The Packers have opted for seven Golden Gophers in the first round, the list including running backs Larry Buhler (1939), Hal Van Every (1940) and Darrell Thompson (1990), tackles Urban Odson (1942) and Dick Wilduing (1943), center-linebacker Clayton Tonnemaker (1950) and guard Gale Gllingham (1966).
NOW THAT'S A LONG SHOT: Larry Krause, a running back from St. Norbert College (located in West De Pere, six miles south of Green Bay, where the Packers have annually been conducting their training camp since 1958) technically is the longest "long shot" ever to make a regular season Green Bay roster after being drafted by the Green and Gold.
Krause was the 432nd player chosen in the 1970 NFL draft -- the most "distant" selection to gain a regular season berth with the Packers -- and went on to play four seasons (1970, '71, '73 and '74). He sat out the '72 season after suffering a fracture of the chin during preseason play.
A native of Greenwood, Wis., Krause subsequently retired from the game with a modest claim to fame. As a rookie, his 100-yard scoring return of the opening kickoff triggered the Packers' 20-12 win over the Steelers at Pittsburgh in December of 1970 -- a victory which turned out to be Phil Bengtson's last success as head coach of the Packers.
It also was the only touchdown of Krause's four-year NFL career.

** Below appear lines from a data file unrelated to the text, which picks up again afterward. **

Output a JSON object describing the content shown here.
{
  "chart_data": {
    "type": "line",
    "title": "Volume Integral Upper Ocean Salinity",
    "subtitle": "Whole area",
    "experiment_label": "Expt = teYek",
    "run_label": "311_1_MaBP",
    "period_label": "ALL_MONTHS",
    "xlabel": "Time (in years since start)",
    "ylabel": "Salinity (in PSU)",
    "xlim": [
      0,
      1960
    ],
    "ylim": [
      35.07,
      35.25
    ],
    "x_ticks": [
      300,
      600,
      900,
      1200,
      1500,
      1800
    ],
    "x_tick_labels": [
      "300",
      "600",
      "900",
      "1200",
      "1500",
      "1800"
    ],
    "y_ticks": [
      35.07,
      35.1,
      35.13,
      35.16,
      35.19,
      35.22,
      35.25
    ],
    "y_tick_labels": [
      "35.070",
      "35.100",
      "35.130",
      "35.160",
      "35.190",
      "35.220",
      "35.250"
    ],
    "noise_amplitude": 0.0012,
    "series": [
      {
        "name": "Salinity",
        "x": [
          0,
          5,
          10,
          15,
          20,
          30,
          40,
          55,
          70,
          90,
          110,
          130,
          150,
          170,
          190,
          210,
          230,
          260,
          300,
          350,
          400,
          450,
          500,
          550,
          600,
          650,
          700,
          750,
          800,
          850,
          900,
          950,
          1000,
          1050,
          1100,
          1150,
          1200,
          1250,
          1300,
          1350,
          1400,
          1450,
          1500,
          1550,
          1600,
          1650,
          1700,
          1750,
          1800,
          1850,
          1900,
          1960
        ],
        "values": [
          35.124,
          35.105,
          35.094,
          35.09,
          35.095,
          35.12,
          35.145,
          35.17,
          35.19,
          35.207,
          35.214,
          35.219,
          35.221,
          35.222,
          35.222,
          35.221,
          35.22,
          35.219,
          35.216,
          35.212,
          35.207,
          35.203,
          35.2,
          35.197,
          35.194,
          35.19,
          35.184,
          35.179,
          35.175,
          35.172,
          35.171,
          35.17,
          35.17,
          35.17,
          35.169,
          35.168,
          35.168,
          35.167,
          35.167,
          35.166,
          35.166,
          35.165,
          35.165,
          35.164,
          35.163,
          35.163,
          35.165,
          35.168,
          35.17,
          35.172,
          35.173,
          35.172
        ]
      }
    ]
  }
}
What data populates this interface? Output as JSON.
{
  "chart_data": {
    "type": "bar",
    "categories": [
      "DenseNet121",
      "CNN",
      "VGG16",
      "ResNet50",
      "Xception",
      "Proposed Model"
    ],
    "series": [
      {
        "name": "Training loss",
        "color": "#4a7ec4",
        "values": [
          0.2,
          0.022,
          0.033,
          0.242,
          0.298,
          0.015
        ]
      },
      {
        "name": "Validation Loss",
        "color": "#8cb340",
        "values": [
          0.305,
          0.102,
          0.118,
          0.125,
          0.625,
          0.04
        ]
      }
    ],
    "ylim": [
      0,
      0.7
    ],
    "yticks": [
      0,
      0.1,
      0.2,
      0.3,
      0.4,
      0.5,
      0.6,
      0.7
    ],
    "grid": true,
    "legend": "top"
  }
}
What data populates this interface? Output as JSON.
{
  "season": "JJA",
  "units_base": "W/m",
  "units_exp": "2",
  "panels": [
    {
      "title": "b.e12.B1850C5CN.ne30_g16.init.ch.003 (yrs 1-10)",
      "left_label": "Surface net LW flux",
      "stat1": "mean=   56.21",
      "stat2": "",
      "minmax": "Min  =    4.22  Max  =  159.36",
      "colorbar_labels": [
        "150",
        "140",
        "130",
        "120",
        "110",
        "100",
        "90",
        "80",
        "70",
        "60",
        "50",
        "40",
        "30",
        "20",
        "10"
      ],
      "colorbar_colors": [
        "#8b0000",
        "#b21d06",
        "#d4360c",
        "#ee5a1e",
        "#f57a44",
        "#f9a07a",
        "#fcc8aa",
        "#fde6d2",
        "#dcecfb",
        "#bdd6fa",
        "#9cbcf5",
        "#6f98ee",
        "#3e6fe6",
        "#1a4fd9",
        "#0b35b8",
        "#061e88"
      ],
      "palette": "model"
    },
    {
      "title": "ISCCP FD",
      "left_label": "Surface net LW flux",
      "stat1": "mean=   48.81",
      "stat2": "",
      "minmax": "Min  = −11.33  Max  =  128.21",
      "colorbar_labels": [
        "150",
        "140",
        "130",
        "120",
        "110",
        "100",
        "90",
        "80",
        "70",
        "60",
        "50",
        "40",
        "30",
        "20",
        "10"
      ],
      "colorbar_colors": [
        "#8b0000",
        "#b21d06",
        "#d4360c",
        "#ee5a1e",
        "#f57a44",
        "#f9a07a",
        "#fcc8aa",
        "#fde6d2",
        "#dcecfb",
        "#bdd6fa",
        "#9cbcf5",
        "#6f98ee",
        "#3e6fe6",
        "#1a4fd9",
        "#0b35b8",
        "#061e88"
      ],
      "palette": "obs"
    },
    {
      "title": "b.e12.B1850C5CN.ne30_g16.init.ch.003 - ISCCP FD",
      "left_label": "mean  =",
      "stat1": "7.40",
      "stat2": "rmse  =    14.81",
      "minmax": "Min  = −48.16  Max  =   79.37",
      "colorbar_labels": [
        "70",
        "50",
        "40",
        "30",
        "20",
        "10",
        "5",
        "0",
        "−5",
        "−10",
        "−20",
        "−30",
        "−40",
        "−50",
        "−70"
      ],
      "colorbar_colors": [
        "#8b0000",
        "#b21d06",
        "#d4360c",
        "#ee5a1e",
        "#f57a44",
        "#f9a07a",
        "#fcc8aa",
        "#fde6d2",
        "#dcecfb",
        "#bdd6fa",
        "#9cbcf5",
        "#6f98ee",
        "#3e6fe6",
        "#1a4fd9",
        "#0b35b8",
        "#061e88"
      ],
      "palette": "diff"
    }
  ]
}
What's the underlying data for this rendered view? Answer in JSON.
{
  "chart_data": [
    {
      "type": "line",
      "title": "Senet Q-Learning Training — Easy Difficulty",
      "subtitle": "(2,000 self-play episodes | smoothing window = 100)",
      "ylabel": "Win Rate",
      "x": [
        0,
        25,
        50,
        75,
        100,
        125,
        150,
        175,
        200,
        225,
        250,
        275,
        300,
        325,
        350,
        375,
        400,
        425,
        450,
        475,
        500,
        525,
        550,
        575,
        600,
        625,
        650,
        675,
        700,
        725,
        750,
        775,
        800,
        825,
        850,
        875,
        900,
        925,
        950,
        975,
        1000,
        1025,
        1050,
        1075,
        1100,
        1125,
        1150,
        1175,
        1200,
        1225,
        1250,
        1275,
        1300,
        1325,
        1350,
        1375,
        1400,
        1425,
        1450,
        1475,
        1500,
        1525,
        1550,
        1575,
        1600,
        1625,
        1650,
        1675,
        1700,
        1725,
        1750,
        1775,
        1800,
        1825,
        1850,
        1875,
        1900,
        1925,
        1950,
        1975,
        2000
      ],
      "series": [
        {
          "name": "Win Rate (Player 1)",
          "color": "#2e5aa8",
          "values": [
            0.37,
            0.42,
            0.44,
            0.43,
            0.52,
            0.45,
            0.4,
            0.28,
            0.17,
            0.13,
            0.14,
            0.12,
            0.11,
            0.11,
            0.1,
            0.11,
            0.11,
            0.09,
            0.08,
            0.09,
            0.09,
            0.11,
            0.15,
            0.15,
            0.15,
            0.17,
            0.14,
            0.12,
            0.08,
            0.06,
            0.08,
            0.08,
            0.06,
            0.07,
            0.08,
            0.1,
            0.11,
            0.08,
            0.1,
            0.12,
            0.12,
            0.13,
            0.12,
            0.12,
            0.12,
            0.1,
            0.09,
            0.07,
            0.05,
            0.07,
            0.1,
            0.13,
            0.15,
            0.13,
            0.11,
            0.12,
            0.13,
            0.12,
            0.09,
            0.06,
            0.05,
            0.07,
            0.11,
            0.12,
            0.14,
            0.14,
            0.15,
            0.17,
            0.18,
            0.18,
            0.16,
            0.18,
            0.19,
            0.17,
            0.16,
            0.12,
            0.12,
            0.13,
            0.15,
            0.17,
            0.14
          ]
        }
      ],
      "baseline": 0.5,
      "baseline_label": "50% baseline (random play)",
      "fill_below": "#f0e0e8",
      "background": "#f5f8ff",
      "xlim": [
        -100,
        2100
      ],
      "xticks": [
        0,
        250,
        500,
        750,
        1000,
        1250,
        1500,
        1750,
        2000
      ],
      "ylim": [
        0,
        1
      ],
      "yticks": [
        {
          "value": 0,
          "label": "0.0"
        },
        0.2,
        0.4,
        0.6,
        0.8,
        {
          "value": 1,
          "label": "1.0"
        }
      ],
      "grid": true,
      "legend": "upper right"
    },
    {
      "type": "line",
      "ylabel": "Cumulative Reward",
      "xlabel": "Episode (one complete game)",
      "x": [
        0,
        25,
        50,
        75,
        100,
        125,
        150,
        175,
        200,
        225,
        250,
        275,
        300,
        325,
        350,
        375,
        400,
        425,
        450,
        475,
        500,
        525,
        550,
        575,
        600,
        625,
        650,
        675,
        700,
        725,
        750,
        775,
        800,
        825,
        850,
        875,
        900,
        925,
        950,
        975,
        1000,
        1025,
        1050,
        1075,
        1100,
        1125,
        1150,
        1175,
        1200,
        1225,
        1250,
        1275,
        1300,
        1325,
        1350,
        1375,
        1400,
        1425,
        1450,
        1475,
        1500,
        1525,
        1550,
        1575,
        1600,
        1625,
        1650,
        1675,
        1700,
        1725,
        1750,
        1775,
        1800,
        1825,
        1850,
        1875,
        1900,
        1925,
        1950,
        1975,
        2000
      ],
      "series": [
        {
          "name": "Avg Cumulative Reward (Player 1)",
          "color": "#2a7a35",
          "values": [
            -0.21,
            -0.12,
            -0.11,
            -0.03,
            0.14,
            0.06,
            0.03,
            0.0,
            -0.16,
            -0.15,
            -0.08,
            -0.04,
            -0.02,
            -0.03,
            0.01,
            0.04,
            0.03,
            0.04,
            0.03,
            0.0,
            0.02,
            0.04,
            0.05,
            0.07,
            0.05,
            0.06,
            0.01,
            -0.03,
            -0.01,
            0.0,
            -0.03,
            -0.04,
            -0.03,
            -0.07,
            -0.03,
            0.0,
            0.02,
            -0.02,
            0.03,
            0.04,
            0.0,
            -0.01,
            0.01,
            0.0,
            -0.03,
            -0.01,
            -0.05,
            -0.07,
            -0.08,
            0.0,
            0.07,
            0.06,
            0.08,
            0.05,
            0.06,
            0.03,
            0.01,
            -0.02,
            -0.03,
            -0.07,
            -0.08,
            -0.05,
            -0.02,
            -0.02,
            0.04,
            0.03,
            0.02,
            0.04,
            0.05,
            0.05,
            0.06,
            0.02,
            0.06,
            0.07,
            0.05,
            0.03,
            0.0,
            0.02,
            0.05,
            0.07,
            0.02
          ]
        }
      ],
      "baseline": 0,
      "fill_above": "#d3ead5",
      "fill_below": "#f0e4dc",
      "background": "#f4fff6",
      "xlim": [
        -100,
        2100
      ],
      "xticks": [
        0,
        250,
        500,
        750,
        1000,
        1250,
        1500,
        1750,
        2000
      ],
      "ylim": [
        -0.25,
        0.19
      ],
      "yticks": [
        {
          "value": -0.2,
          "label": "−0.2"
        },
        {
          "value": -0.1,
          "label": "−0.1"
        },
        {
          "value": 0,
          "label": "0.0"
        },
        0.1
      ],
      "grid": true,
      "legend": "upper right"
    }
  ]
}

A SUCCESSFUL START: Russ Letlow, the Packers' first selection in the NFL draft when the latter was implemented in 1936 under the leadership of then Commissioner Bert Bell, was an immediately productive pick. A guard from the University of San Francisco and the seventh overall selection (the league had only nine teams then), he helped the Green and Gold win their fourth league championship as a rookie in '36. Letlow also was a starter for the Packers when they won their fifth NFL title in 1939. He went into World War II service following the 1942 season and returned in 1946 to play a final year.